Innovation in food preparation areas
- Credit: Archant
Anglo-French company makes it simpler and cheaper for UK farmers to shift to making and selling their own produce
Making the transition from farming to creating and selling your own farm produce is about to become considerably cheaper, easier and less stressful thanks to an Anglo-French company that has created a new process that effectively builds a ‘barn inside a barn’. Create-A-Cabin has led a revolution in French farming by rapidly installing food-safe, highly flexible, and technically sophisticated food preparation rooms without the need for planning permission.
Across the Channel, Create-A-Cabin’s high quality, custom-made, modular building shells have been erected quickly and cheaply for cheese makers, poultry abattoirs, jam kitchens, meat packers, fish smokers and many more, allowing farmers to control at least one more link in the food production chain as well as adding value to their product and thus commanding a higher price.
Having achieved success with 50 clients over two years, the company is now coming to the UK with its innovative, made-to-measure insulated panel buildings that are compliant with all relevant safety and hygiene requirements.

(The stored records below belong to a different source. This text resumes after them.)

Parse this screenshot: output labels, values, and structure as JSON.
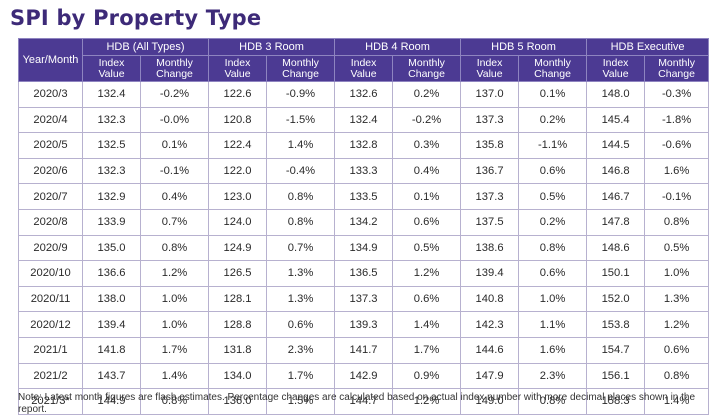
{
  "title": "SPI by Property Type",
  "table": {
    "first_header": "Year/Month",
    "groups": [
      "HDB (All Types)",
      "HDB 3 Room",
      "HDB 4 Room",
      "HDB 5 Room",
      "HDB Executive"
    ],
    "sub_headers": [
      "Index\nValue",
      "Monthly\nChange"
    ],
    "rows": [
      {
        "ym": "2020/3",
        "cells": [
          "132.4",
          "-0.2%",
          "122.6",
          "-0.9%",
          "132.6",
          "0.2%",
          "137.0",
          "0.1%",
          "148.0",
          "-0.3%"
        ]
      },
      {
        "ym": "2020/4",
        "cells": [
          "132.3",
          "-0.0%",
          "120.8",
          "-1.5%",
          "132.4",
          "-0.2%",
          "137.3",
          "0.2%",
          "145.4",
          "-1.8%"
        ]
      },
      {
        "ym": "2020/5",
        "cells": [
          "132.5",
          "0.1%",
          "122.4",
          "1.4%",
          "132.8",
          "0.3%",
          "135.8",
          "-1.1%",
          "144.5",
          "-0.6%"
        ]
      },
      {
        "ym": "2020/6",
        "cells": [
          "132.3",
          "-0.1%",
          "122.0",
          "-0.4%",
          "133.3",
          "0.4%",
          "136.7",
          "0.6%",
          "146.8",
          "1.6%"
        ]
      },
      {
        "ym": "2020/7",
        "cells": [
          "132.9",
          "0.4%",
          "123.0",
          "0.8%",
          "133.5",
          "0.1%",
          "137.3",
          "0.5%",
          "146.7",
          "-0.1%"
        ]
      },
      {
        "ym": "2020/8",
        "cells": [
          "133.9",
          "0.7%",
          "124.0",
          "0.8%",
          "134.2",
          "0.6%",
          "137.5",
          "0.2%",
          "147.8",
          "0.8%"
        ]
      },
      {
        "ym": "2020/9",
        "cells": [
          "135.0",
          "0.8%",
          "124.9",
          "0.7%",
          "134.9",
          "0.5%",
          "138.6",
          "0.8%",
          "148.6",
          "0.5%"
        ]
      },
      {
        "ym": "2020/10",
        "cells": [
          "136.6",
          "1.2%",
          "126.5",
          "1.3%",
          "136.5",
          "1.2%",
          "139.4",
          "0.6%",
          "150.1",
          "1.0%"
        ]
      },
      {
        "ym": "2020/11",
        "cells": [
          "138.0",
          "1.0%",
          "128.1",
          "1.3%",
          "137.3",
          "0.6%",
          "140.8",
          "1.0%",
          "152.0",
          "1.3%"
        ]
      },
      {
        "ym": "2020/12",
        "cells": [
          "139.4",
          "1.0%",
          "128.8",
          "0.6%",
          "139.3",
          "1.4%",
          "142.3",
          "1.1%",
          "153.8",
          "1.2%"
        ]
      },
      {
        "ym": "2021/1",
        "cells": [
          "141.8",
          "1.7%",
          "131.8",
          "2.3%",
          "141.7",
          "1.7%",
          "144.6",
          "1.6%",
          "154.7",
          "0.6%"
        ]
      },
      {
        "ym": "2021/2",
        "cells": [
          "143.7",
          "1.4%",
          "134.0",
          "1.7%",
          "142.9",
          "0.9%",
          "147.9",
          "2.3%",
          "156.1",
          "0.8%"
        ]
      },
      {
        "ym": "2021/3*",
        "cells": [
          "144.9",
          "0.8%",
          "136.0",
          "1.5%",
          "144.7",
          "1.2%",
          "149.0",
          "0.8%",
          "158.3",
          "1.4%"
        ]
      }
    ]
  },
  "note": "Note: Latest month figures are flash estimates. Percentage changes are calculated based on actual index number with more decimal places shown in the report.",
  "colors": {
    "title": "#3d2a78",
    "header_bg": "#4c3a93",
    "header_text": "#ffffff",
    "grid": "#b7b1cf"
  }
}
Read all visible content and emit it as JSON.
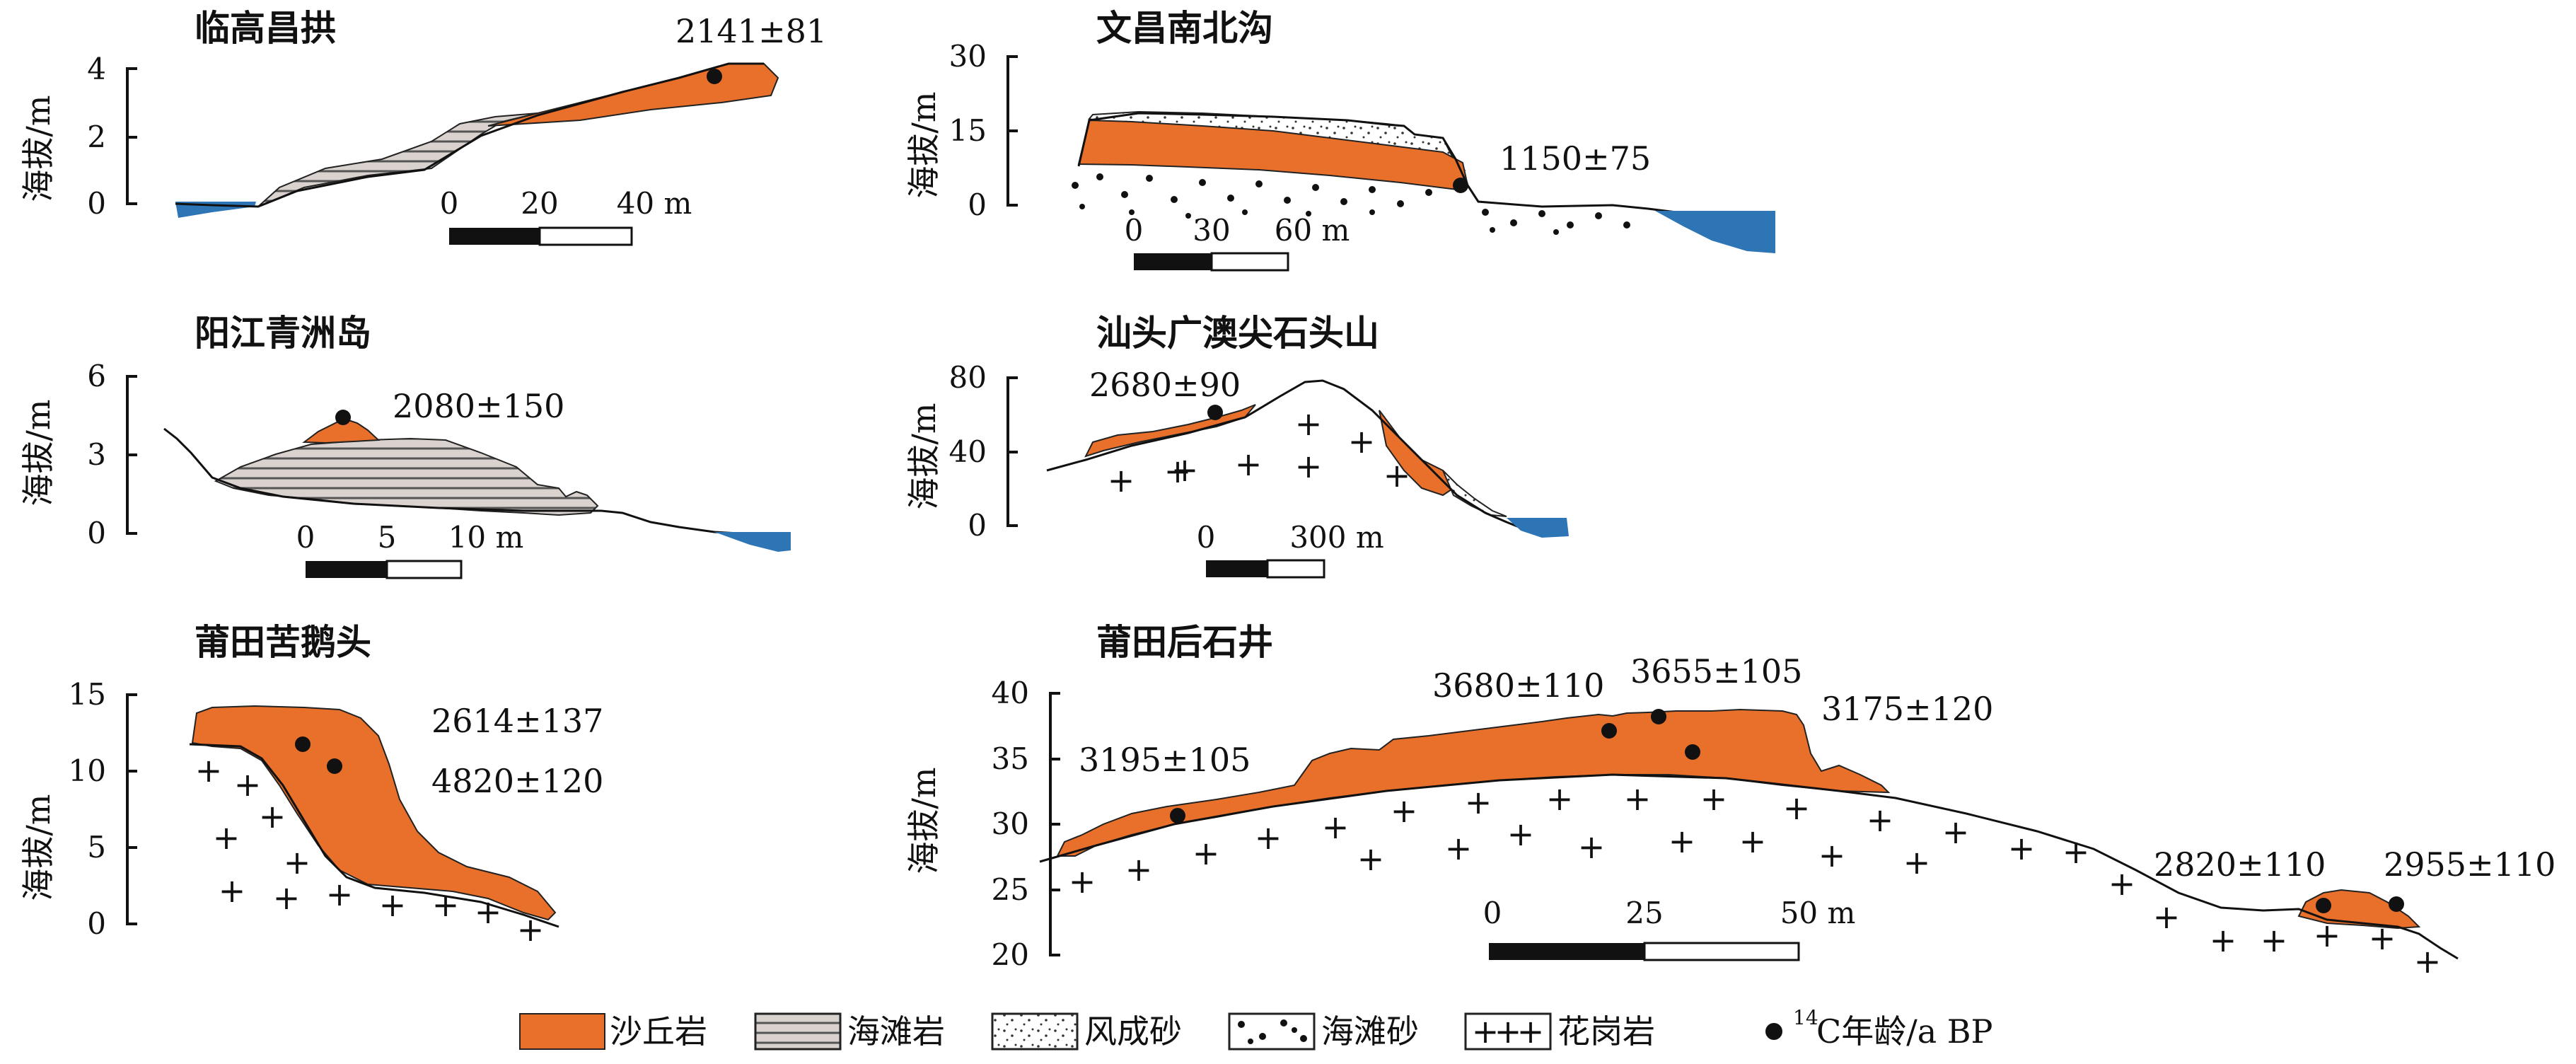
{
  "panels": {
    "p1": {
      "title": "临高昌拱",
      "y_label": "海拔/m",
      "yticks": [
        "4",
        "2",
        "0"
      ],
      "scale": [
        "0",
        "20",
        "40 m"
      ],
      "dates": [
        "2141±81"
      ]
    },
    "p2": {
      "title": "文昌南北沟",
      "y_label": "海拔/m",
      "yticks": [
        "30",
        "15",
        "0"
      ],
      "scale": [
        "0",
        "30",
        "60 m"
      ],
      "dates": [
        "1150±75"
      ]
    },
    "p3": {
      "title": "阳江青洲岛",
      "y_label": "海拔/m",
      "yticks": [
        "6",
        "3",
        "0"
      ],
      "scale": [
        "0",
        "5",
        "10 m"
      ],
      "dates": [
        "2080±150"
      ]
    },
    "p4": {
      "title": "汕头广澳尖石头山",
      "y_label": "海拔/m",
      "yticks": [
        "80",
        "40",
        "0"
      ],
      "scale": [
        "0",
        "300 m"
      ],
      "dates": [
        "2680±90"
      ]
    },
    "p5": {
      "title": "莆田苦鹅头",
      "y_label": "海拔/m",
      "yticks": [
        "15",
        "10",
        "5",
        "0"
      ],
      "dates": [
        "2614±137",
        "4820±120"
      ]
    },
    "p6": {
      "title": "莆田后石井",
      "y_label": "海拔/m",
      "yticks": [
        "40",
        "35",
        "30",
        "25",
        "20"
      ],
      "scale": [
        "0",
        "25",
        "50 m"
      ],
      "dates": [
        "3195±105",
        "3680±110",
        "3655±105",
        "3175±120",
        "2820±110",
        "2955±110"
      ]
    }
  },
  "legend": {
    "dune_rock": "沙丘岩",
    "beach_rock": "海滩岩",
    "aeolian_sand": "风成砂",
    "beach_sand": "海滩砂",
    "granite": "花岗岩",
    "c14_age": "C年龄/a BP",
    "c14_sup": "14"
  },
  "colors": {
    "dune_rock": "#e8702a",
    "water": "#2e75b6",
    "beach_rock_hatch": "#555555"
  }
}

It has exhibited at the South of England Show and the NEC Livestock Event this summer.
The made-to-measure insulated panel buildings, ranging in size from 20m² to 150m², are delivered to farms inside four weeks of order. The farm team, led by Create-A-Cabin’s technician, then construct it with purpose-built windows, doors, partitions and inbuilt insulation. The client finally connects and installs power and water, plus additional internal finish to suit a specific processing task. This removes three issues that are often associated with creating new agricultural or food processing facilities: cost, red tape and time delays; nor does it require planning permission when erected under an existing structure, such as a tithe barn, workshop or Dutch barn.
Create-A-Cabin’s founder, Sébastien Dont, said: “The farm shops dotted across the land show that forward-thinking farmers have moved from simply growing produce or rearing livestock to adding value and selling the end product, often direct to the consumer. We can make this simpler by avoiding the health, hygiene, planning and regulatory challenges that conspire to make this leap challenging. Issues such as food traceability and the economic downturn have driven greater consumer commitment to buying locally sourced food – more than one third will pay more for local food, so we think this is a great – and growing – opportunity.”